Truce Officially Signed, Toshiba Applies to Make Blu-ray Players
Following last month’s rumors, first brought to light in the Japanese newspaper Yomiuri Shimbun, Toshiba has finally applied for membership in the Blu-ray Disc Association:
- Betanews: Armistice Day for the format war: Toshiba signs on with Blu-ray
- Toshiba: Toshiba Applies to Join Blu-ray Disc Association
Toshiba Applies to Join Blu-ray Disc Association
10 Aug, 2009
Tokyo—Toshiba Corporation (TOKYO: 6502) announced today that the company has applied for membership of the Blu-ray Disc Association (BDA) and plans to introduce products that support the Blu-ray format.
As a market leader in digital technologies, Toshiba provides a wide range of advanced digital products, such as DVD recorders and players, HDTVs and notebook PCs that support a wide range of storage devices, including hard disk drives (HDD), DVD, and SD Cards. In light of recent growth in digital devices supporting the Blu-ray format, combined with market demand from consumers and retailers alike, Toshiba has decided to join the BDA.
Toshiba aims to introduce digital products that support the Blu-ray format, including BD players and notebook PCs integrating BD drives, in the course of this year. Details of the products, including the timing of regional launches, are now under consideration. We will make announcements in due course.

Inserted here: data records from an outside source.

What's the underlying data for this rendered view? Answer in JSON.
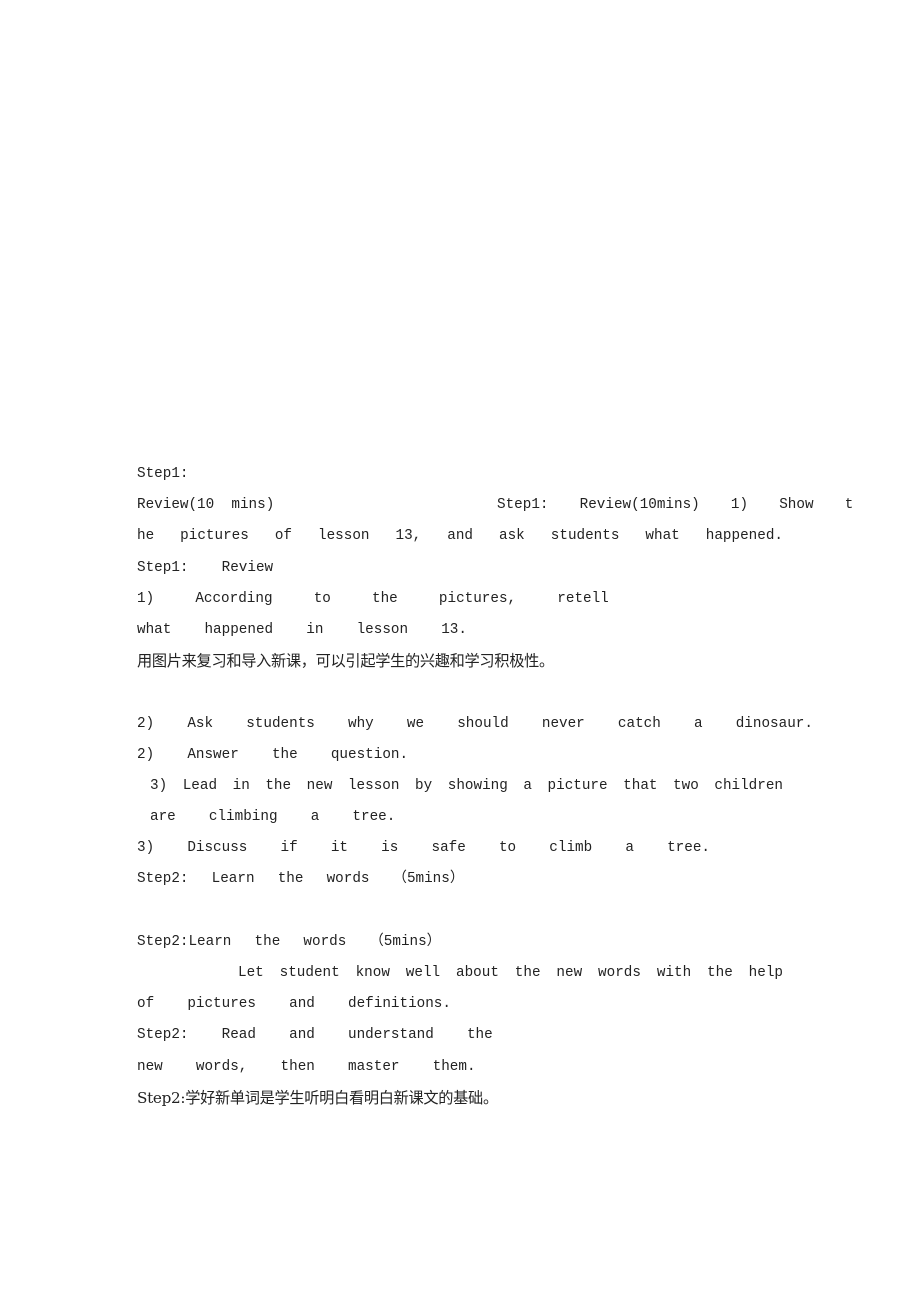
{
  "document": {
    "page_background": "#ffffff",
    "text_color": "#222222",
    "lines": [
      {
        "id": "l1",
        "text": "Step1:"
      },
      {
        "id": "l2a",
        "text": "Review(10  mins)"
      },
      {
        "id": "l2b",
        "text": "Step1:  Review(10mins)  1)  Show  t"
      },
      {
        "id": "l3",
        "text": "he  pictures  of  lesson  13,  and  ask  students  what  happened."
      },
      {
        "id": "l4",
        "text": "Step1:  Review"
      },
      {
        "id": "l5",
        "text": "1)  According  to  the  pictures,  retell"
      },
      {
        "id": "l6",
        "text": "what  happened  in  lesson  13."
      },
      {
        "id": "l7",
        "text": "用图片来复习和导入新课，可以引起学生的兴趣和学习积极性。"
      },
      {
        "id": "l8",
        "text": ""
      },
      {
        "id": "l9",
        "text": "2)  Ask  students  why  we  should  never  catch  a  dinosaur."
      },
      {
        "id": "l10",
        "text": "2)  Answer  the  question."
      },
      {
        "id": "l11",
        "text": "3)  Lead  in  the  new  lesson  by  showing  a  picture  that  two  children"
      },
      {
        "id": "l12",
        "text": "are  climbing  a  tree."
      },
      {
        "id": "l13",
        "text": "3)  Discuss  if  it  is  safe  to  climb  a  tree."
      },
      {
        "id": "l14",
        "text": "Step2:  Learn  the  words  （5mins）"
      },
      {
        "id": "l15",
        "text": ""
      },
      {
        "id": "l16",
        "text": "Step2:Learn  the  words  （5mins）"
      },
      {
        "id": "l17",
        "text": "Let  student  know  well  about  the  new  words  with  the  help"
      },
      {
        "id": "l18",
        "text": "of  pictures  and  definitions."
      },
      {
        "id": "l19",
        "text": "Step2:  Read  and  understand  the"
      },
      {
        "id": "l20",
        "text": "new  words,  then  master  them."
      },
      {
        "id": "l21",
        "text": "Step2:学好新单词是学生听明白看明白新课文的基础。"
      }
    ]
  }
}
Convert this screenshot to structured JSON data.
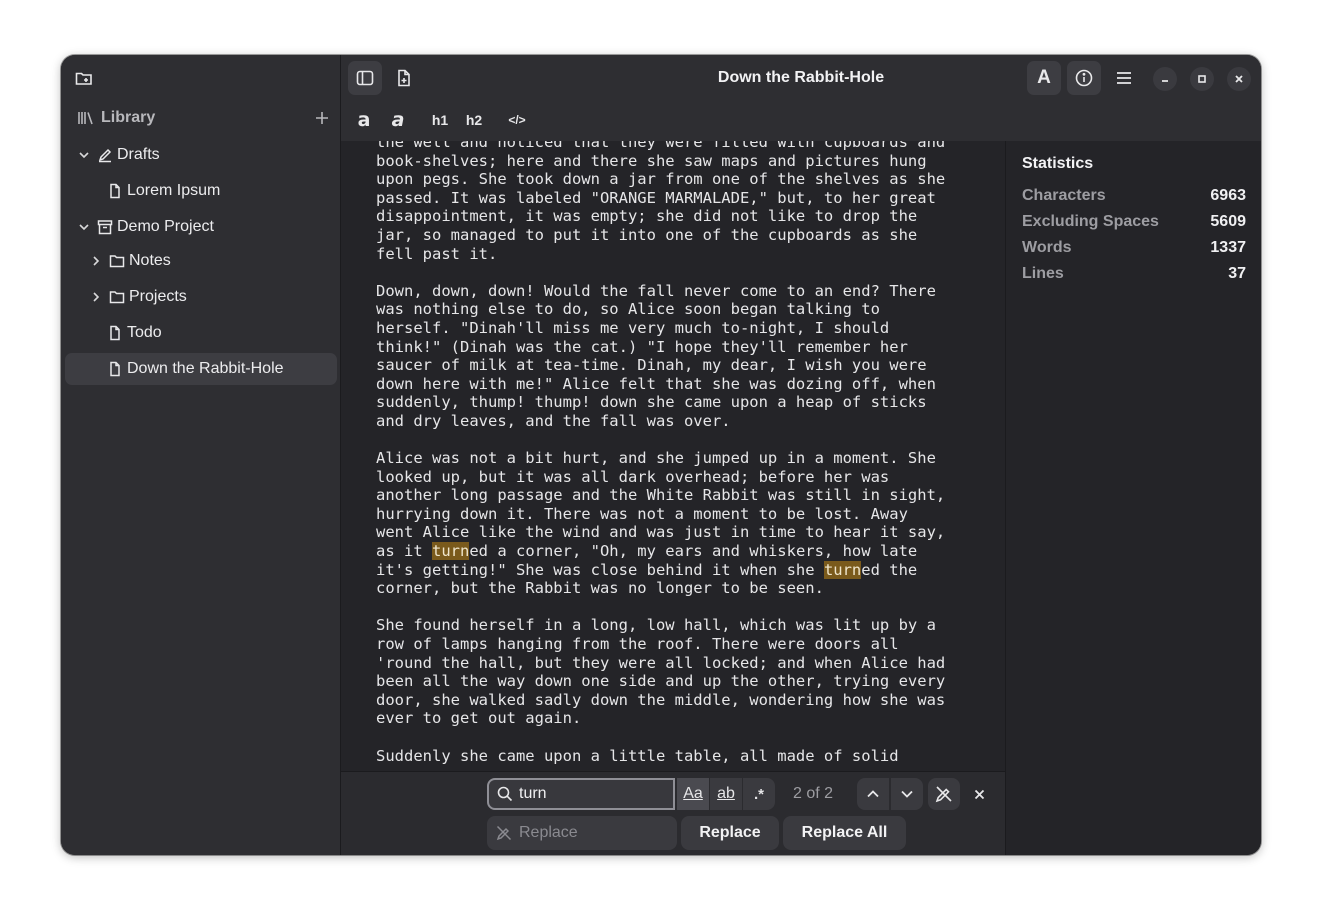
{
  "window": {
    "title": "Down the Rabbit-Hole"
  },
  "sidebar": {
    "library_label": "Library",
    "tree": [
      {
        "label": "Drafts",
        "type": "drafts",
        "expanded": true
      },
      {
        "label": "Lorem Ipsum",
        "type": "file"
      },
      {
        "label": "Demo Project",
        "type": "project",
        "expanded": true
      },
      {
        "label": "Notes",
        "type": "folder",
        "expanded": false
      },
      {
        "label": "Projects",
        "type": "folder",
        "expanded": false
      },
      {
        "label": "Todo",
        "type": "file"
      },
      {
        "label": "Down the Rabbit-Hole",
        "type": "file",
        "selected": true
      }
    ]
  },
  "toolbar": {
    "bold_label": "a",
    "italic_label": "a",
    "h1_label": "h1",
    "h2_label": "h2",
    "code_label": "</>"
  },
  "editor": {
    "search_term": "turn",
    "lines": [
      "the well and noticed that they were filled with cupboards and",
      "book-shelves; here and there she saw maps and pictures hung",
      "upon pegs. She took down a jar from one of the shelves as she",
      "passed. It was labeled \"ORANGE MARMALADE,\" but, to her great",
      "disappointment, it was empty; she did not like to drop the",
      "jar, so managed to put it into one of the cupboards as she",
      "fell past it.",
      "",
      "Down, down, down! Would the fall never come to an end? There",
      "was nothing else to do, so Alice soon began talking to",
      "herself. \"Dinah'll miss me very much to-night, I should",
      "think!\" (Dinah was the cat.) \"I hope they'll remember her",
      "saucer of milk at tea-time. Dinah, my dear, I wish you were",
      "down here with me!\" Alice felt that she was dozing off, when",
      "suddenly, thump! thump! down she came upon a heap of sticks",
      "and dry leaves, and the fall was over.",
      "",
      "Alice was not a bit hurt, and she jumped up in a moment. She",
      "looked up, but it was all dark overhead; before her was",
      "another long passage and the White Rabbit was still in sight,",
      "hurrying down it. There was not a moment to be lost. Away",
      "went Alice like the wind and was just in time to hear it say,",
      "as it turned a corner, \"Oh, my ears and whiskers, how late",
      "it's getting!\" She was close behind it when she turned the",
      "corner, but the Rabbit was no longer to be seen.",
      "",
      "She found herself in a long, low hall, which was lit up by a",
      "row of lamps hanging from the roof. There were doors all",
      "'round the hall, but they were all locked; and when Alice had",
      "been all the way down one side and up the other, trying every",
      "door, she walked sadly down the middle, wondering how she was",
      "ever to get out again.",
      "",
      "Suddenly she came upon a little table, all made of solid"
    ]
  },
  "statistics": {
    "title": "Statistics",
    "rows": [
      {
        "label": "Characters",
        "value": "6963"
      },
      {
        "label": "Excluding Spaces",
        "value": "5609"
      },
      {
        "label": "Words",
        "value": "1337"
      },
      {
        "label": "Lines",
        "value": "37"
      }
    ]
  },
  "findbar": {
    "search_value": "turn",
    "match_count": "2 of 2",
    "replace_placeholder": "Replace",
    "replace_label": "Replace",
    "replace_all_label": "Replace All",
    "case_label": "Aa",
    "word_label": "ab",
    "regex_label": ".*"
  },
  "colors": {
    "highlight": "#7a5a1c",
    "sidebar_bg": "#2e2e32",
    "editor_bg": "#242428"
  }
}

The change of heart comes after, initially, Toshiba President and CEO Atsutoshi Nishida said the company had no plans to bring a Blu-ray player to market. It took a year and a half for Toshiba to recover enough to have the fortitude to swallow its pride and join the rest of the industry. The company spent the intervening time foundering about with grandiose plans to make HD out of SD using augmented DVD players and televisions with Cell processors.

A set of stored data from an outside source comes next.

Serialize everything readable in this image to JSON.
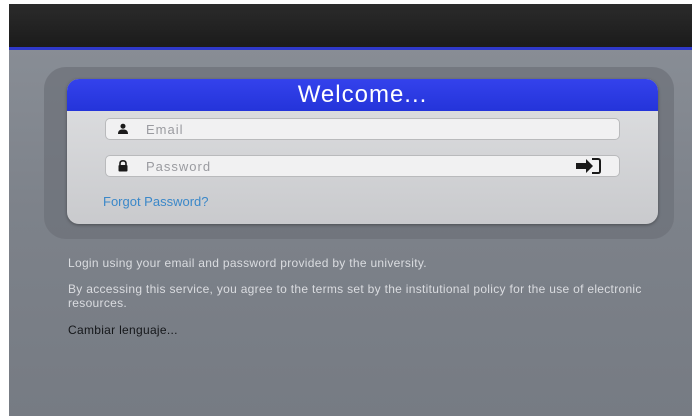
{
  "header": {
    "title": "Welcome..."
  },
  "login": {
    "email_placeholder": "Email",
    "password_placeholder": "Password",
    "email_icon": "user-icon",
    "password_icon": "lock-icon",
    "submit_icon": "sign-in-icon",
    "forgot_label": "Forgot Password?"
  },
  "info": {
    "line1": "Login using your email and password provided by the university.",
    "line2": "By accessing this service, you agree to the terms set by the institutional policy for the use of electronic resources."
  },
  "language": {
    "label": "Cambiar lenguaje..."
  },
  "colors": {
    "accent": "#2f39c9",
    "header_blue": "#2a38e0",
    "link": "#3b88c9",
    "background": "#80858d"
  }
}
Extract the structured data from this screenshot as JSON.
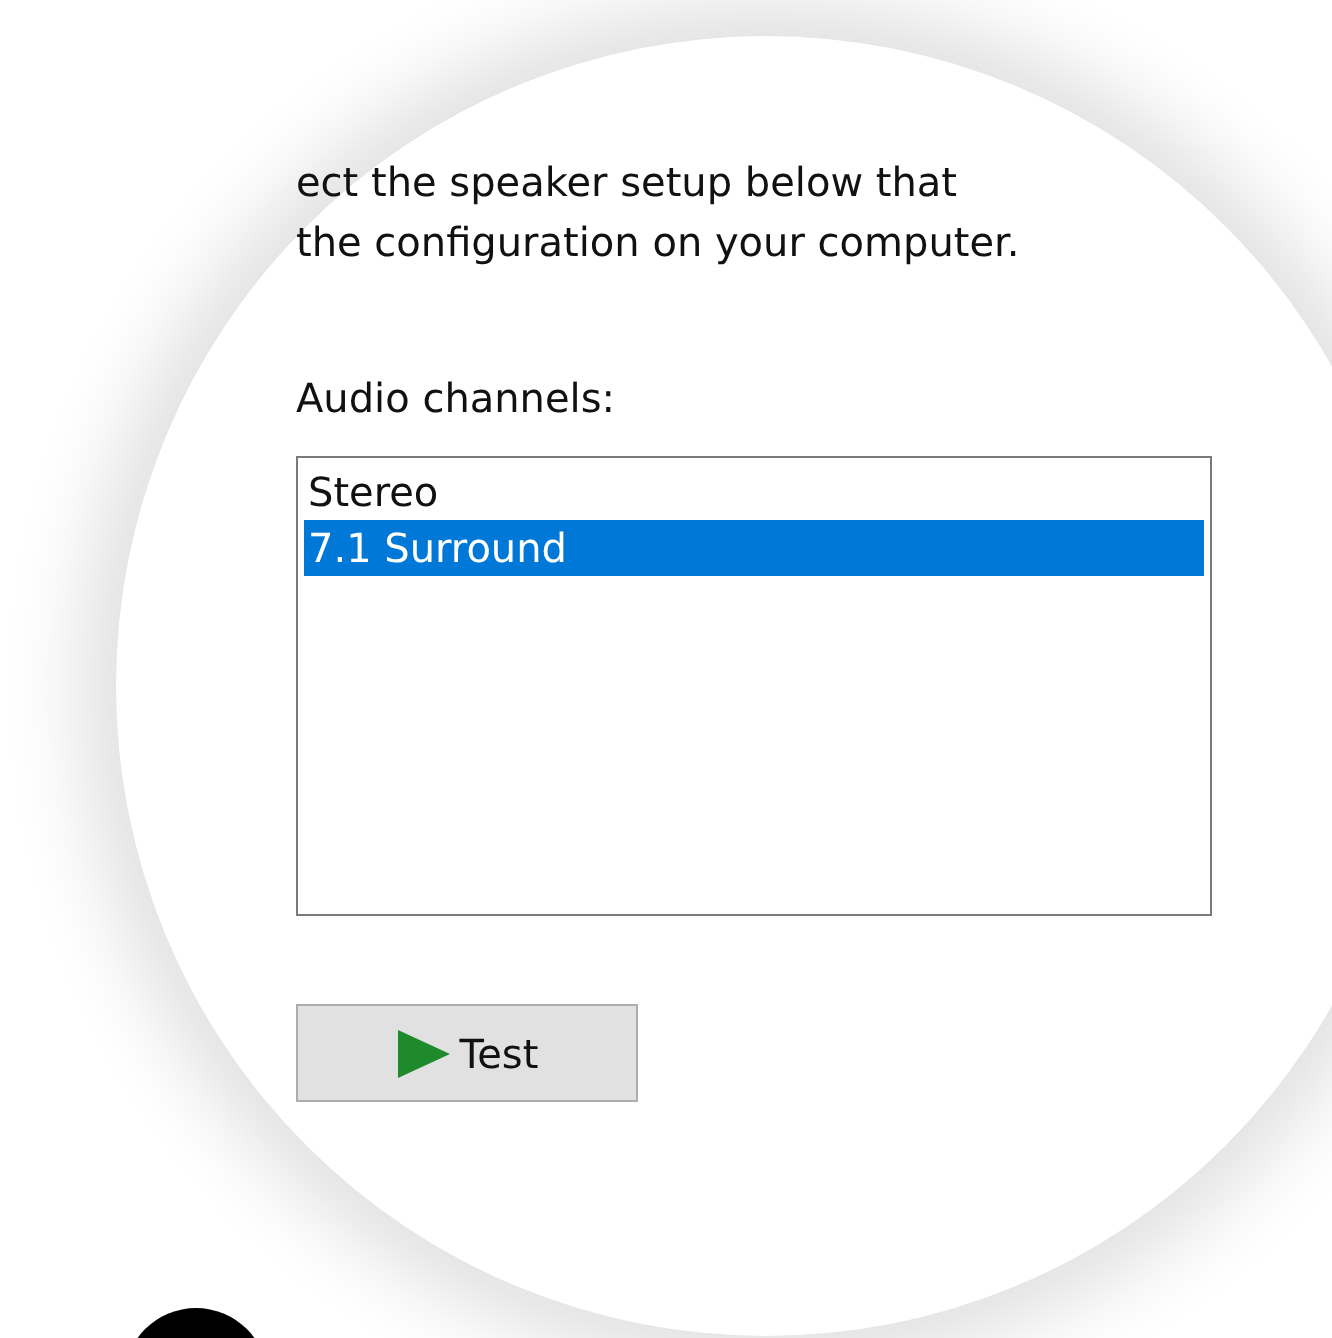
{
  "instructions": [
    "ect the speaker setup below that",
    "the configuration on your computer."
  ],
  "channels_label": "Audio channels:",
  "channels": [
    {
      "label": "Stereo",
      "selected": false
    },
    {
      "label": "7.1 Surround",
      "selected": true
    }
  ],
  "test_button": {
    "label": "Test"
  }
}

Although Toshiba has had access to Blue-ray optical drive technology for a number of years through a controlling interest in Toshiba Samsung Storage Technology Corporation, the company has never produced a Blu-ray device under its own name and has refused to join the Blu-ray Disc Association to do so. What this illustrates is the psychotic and incestual nature of modern business practices. While Toshiba was fighting Sony and friends for the dominance of HD-DVD over Blu-ray, the two sides were part of an alliance known as STI, Sony Toshiba IBM, which developed the cell microprocessor for Sony’s intended market flanking maneuver for Blu-ray, the Play Station 3. Meanwhile, IBM was simultaneously working with Microsoft to produce the processor for the Xbox 360 and Sony sold a significant portion of its joint ownership in cell production facilities to Toshiba, and now sources cell chips from them. Not to mention that Sony is a member of the DVD forum that backed HD-DVD as well as a member of the AVS Workgroup behind the China Blue High Definition format based on HD-DVD technology.
So, are they friends or enemies?
With all the seemly cooperative fronts, the format war did not have to happen, but each side was sure they had a clear advantage.

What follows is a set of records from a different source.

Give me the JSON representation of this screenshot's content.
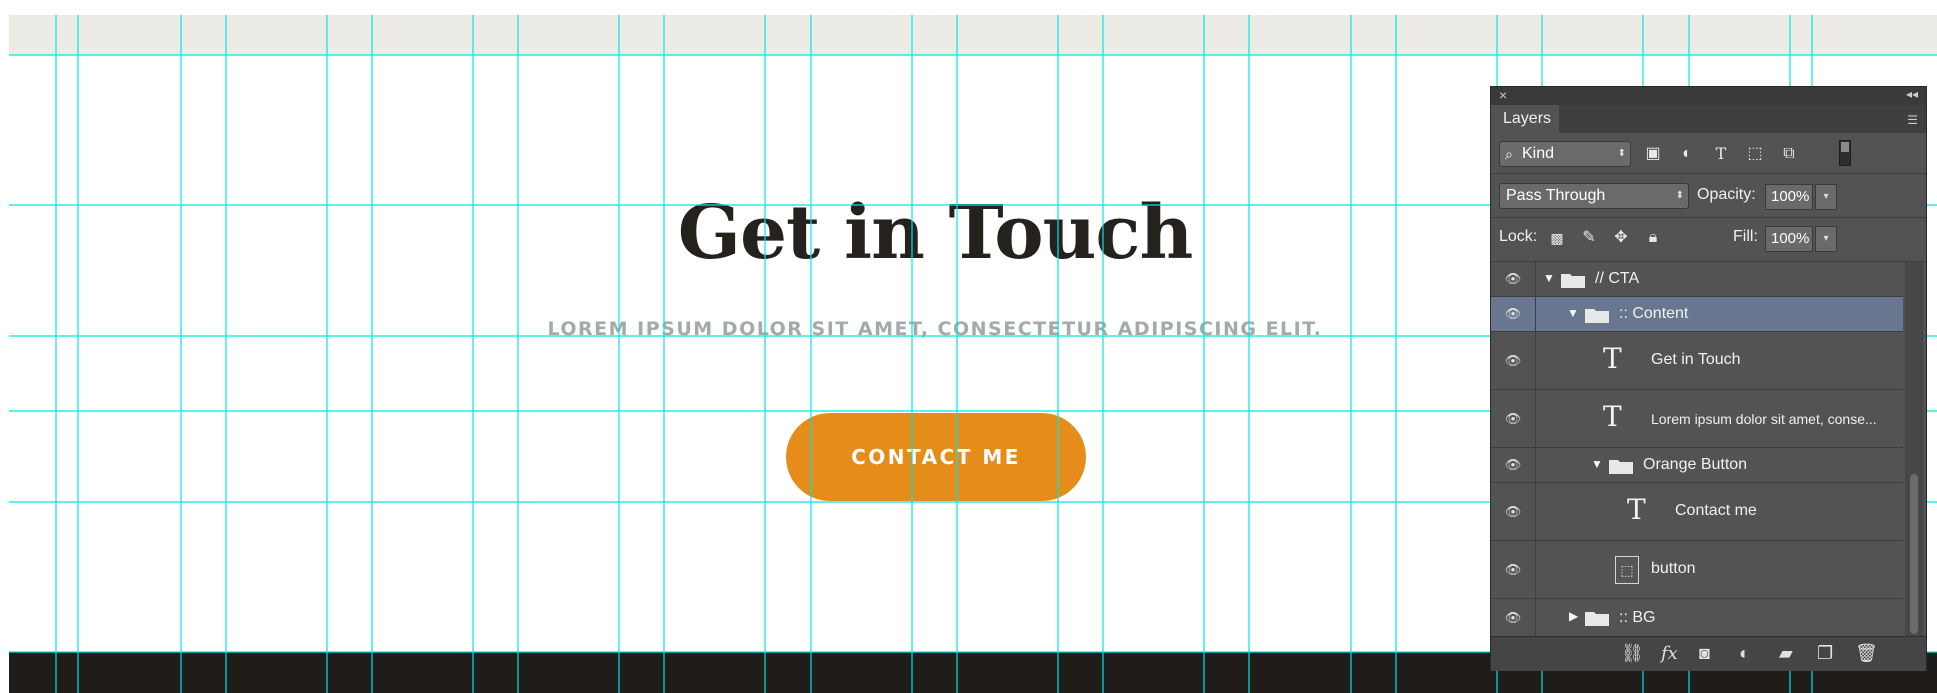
{
  "canvas": {
    "headline": "Get in Touch",
    "subline": "LOREM IPSUM DOLOR SIT AMET, CONSECTETUR ADIPISCING ELIT.",
    "button_label": "CONTACT ME",
    "colors": {
      "accent": "#e68c1a",
      "text_dark": "#25221e",
      "guides": "#00e5e5",
      "footer": "#1f1c19",
      "top_band": "#ecebe6"
    }
  },
  "layers_panel": {
    "close_glyph": "×",
    "collapse_glyph": "◂◂",
    "tab_label": "Layers",
    "filter": {
      "value": "Kind"
    },
    "blend_mode": "Pass Through",
    "opacity_label": "Opacity:",
    "opacity_value": "100%",
    "lock_label": "Lock:",
    "fill_label": "Fill:",
    "fill_value": "100%",
    "layers": [
      {
        "name": "// CTA",
        "kind": "group",
        "expanded": true
      },
      {
        "name": ":: Content",
        "kind": "group",
        "expanded": true,
        "selected": true
      },
      {
        "name": "Get in Touch",
        "kind": "text"
      },
      {
        "name": "Lorem ipsum dolor sit amet, conse...",
        "kind": "text"
      },
      {
        "name": "Orange Button",
        "kind": "group",
        "expanded": true
      },
      {
        "name": "Contact me",
        "kind": "text"
      },
      {
        "name": "button",
        "kind": "shape"
      },
      {
        "name": ":: BG",
        "kind": "group",
        "expanded": false
      }
    ],
    "footer_icons": [
      "link-icon",
      "fx-icon",
      "mask-icon",
      "adjustment-icon",
      "folder-icon",
      "new-layer-icon",
      "trash-icon"
    ]
  }
}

Cooperation by businesses varies by project and depends on perceived advantage as companies jostle in an attempt to one up each other while still hedging their bets. Companies making nice on one project, stabbing each other in the back on another, the left hand does not care what the right hand is doing as long as both hands think they can come out ahead. It’s a bit convoluted and certainly not sane, making one wonder how companies can ever get along knowing that any miscalculation could make the others pounce. Toshiba’s HD-DVD bet lost, but they quietly and indirectly had a finger in Blu-ray all along, just as Sony had and has a finger in HD-DVD and its Chinese progeny.
Now Toshiba is finally making it official with direct support of Blu-ray and players due out later this year.
Too bad this didn’t happen three or four years ago.